Problems reading text with underscores

jswanson · February 13, 2013, 1:14pm

I am creating a list from items listed in a window and depending on the words I get different results when an underscore is included in the text. We just recently installed 12.1 on Linux systems.

Install_Default -> becomes Install.Default
Background_White -> becomes BackgroundWmte
Desert_Sand -> becomes “Desert Sand”

I have Contrast: on
The results are the same whether I include Background Color in the search properties. I have changed the tolerance from 20 to 80 and I get the same results.

What else can I do to accurately read text that includes an “_”.

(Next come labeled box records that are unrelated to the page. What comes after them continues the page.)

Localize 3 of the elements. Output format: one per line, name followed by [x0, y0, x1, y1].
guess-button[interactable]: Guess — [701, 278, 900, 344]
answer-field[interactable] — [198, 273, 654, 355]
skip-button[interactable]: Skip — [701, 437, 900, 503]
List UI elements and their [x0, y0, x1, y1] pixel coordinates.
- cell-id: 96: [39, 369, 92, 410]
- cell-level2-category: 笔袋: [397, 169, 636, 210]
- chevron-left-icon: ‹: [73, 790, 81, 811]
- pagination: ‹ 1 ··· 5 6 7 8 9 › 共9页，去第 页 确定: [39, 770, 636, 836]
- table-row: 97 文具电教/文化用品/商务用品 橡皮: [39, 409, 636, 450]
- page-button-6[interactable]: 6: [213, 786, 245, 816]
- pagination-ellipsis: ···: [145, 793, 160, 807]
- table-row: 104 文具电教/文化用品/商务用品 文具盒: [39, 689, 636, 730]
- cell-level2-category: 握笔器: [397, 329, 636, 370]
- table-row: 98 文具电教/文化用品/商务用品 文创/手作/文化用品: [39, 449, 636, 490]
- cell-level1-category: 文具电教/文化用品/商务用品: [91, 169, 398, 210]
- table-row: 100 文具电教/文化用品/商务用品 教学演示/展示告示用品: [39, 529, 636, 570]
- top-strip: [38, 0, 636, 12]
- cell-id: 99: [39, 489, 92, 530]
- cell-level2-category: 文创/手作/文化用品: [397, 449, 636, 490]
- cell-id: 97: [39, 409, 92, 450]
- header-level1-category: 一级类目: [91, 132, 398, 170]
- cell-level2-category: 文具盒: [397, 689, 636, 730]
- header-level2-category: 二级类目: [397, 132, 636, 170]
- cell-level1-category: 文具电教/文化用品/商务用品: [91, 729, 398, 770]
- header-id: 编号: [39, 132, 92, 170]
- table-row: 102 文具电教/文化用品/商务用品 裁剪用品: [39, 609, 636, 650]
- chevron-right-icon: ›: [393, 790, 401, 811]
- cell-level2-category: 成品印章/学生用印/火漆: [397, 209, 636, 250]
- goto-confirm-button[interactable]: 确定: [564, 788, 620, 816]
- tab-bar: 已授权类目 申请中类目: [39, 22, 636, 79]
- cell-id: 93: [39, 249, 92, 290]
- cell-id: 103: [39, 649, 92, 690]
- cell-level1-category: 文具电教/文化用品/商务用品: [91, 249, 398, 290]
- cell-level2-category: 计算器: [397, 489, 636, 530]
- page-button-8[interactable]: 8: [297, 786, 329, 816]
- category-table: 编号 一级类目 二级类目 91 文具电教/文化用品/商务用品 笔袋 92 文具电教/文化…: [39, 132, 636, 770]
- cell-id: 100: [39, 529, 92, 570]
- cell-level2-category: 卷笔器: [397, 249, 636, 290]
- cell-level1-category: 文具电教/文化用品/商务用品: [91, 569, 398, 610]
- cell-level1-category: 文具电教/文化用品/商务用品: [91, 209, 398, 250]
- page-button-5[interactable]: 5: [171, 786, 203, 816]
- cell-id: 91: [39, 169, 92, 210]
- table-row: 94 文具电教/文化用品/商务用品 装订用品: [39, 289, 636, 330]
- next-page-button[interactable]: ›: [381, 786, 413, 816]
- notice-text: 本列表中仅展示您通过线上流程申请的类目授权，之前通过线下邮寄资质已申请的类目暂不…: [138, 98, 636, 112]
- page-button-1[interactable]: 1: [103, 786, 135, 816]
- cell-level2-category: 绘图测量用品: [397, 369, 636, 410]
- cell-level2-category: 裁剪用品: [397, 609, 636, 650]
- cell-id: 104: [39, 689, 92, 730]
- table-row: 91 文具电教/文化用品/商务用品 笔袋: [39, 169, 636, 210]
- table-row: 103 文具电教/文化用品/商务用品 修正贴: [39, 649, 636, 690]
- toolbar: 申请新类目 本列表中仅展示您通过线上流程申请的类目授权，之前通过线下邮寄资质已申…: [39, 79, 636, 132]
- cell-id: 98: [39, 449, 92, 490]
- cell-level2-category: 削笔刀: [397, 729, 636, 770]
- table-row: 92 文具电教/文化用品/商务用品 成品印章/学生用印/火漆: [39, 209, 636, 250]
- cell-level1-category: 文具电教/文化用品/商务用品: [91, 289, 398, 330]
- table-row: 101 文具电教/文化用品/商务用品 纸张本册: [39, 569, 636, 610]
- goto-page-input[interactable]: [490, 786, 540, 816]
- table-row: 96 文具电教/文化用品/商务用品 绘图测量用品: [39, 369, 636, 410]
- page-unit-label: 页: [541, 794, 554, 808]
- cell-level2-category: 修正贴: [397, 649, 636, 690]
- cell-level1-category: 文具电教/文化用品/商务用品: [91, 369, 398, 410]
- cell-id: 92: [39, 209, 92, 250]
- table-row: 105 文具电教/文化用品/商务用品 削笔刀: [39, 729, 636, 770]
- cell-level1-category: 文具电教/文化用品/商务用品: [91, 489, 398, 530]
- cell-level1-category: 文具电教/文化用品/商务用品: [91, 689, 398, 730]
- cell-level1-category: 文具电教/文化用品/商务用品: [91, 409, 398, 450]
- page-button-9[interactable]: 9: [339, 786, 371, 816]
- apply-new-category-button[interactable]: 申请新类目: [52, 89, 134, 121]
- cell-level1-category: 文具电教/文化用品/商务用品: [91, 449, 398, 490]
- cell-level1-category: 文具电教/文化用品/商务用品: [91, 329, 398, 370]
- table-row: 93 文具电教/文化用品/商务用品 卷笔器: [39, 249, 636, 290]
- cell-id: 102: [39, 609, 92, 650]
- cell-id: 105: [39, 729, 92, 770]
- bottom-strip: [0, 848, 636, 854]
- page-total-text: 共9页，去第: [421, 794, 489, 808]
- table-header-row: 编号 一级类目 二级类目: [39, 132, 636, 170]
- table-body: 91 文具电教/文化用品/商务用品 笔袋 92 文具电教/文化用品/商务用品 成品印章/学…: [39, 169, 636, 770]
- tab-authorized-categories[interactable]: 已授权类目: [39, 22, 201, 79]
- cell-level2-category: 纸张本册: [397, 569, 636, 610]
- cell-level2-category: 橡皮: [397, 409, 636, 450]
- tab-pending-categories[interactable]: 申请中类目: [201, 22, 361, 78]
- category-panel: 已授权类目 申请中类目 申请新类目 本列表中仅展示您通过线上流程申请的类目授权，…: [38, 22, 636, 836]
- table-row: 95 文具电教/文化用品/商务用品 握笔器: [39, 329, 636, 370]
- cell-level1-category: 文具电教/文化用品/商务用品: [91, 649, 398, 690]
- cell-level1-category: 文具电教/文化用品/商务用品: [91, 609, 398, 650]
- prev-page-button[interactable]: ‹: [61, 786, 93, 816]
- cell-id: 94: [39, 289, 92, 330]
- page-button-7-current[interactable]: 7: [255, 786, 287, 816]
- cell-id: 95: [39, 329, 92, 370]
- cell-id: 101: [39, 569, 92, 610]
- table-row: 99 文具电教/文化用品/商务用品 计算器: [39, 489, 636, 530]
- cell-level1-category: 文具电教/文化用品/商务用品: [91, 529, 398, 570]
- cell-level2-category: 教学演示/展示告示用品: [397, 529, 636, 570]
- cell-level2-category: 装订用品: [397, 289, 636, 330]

EggplantMatt · February 18, 2013, 1:22am

The OCR engine has it’s origins in reading printed documents and as a result, it tends to see the underscore as just a line like those on a form. As a result, it’s generally discarded or simply ignored. You might have some luck if you use the “ValidCharacters” flag and include the underscore in the list, but this means that you also need to include the alphabet (upper and lower case) and any other characters that you need to read – when you use that flag, eggPlant will only return the characters that are included in the list. Here’s some sample code that creates a list of all the alphabet characters (plus a few elements of punctuation) and adds the underscore:

put A..z as list into alphas
put readText((143,123,268,174),validCharacters:(alphas & "_"))

jswanson · February 18, 2013, 10:51am

Quick question: Do I have to specify every letter or is the “A…z” sufficient?

put A…z as list into alphas

SenseTalkDoug · February 18, 2013, 6:12pm

The A…z notation is a “range” that includes every character from capital A through lowercase z (which as Matt mentioned also includes some punctuation characters that happen to have values that fall in between). So yes, that is sufficient to include all of the letters in between.

To be safe though, you should use quotes around the letters “A” and “z”. And if you want to be explicit about exactly which characters are allowed you might do it like this:

set alphaAndUnderscore to "A".."Z" &&& "a".."z" &&& "_"
put readText((143,123,268,174),validCharacters:alphaAndUnderscore)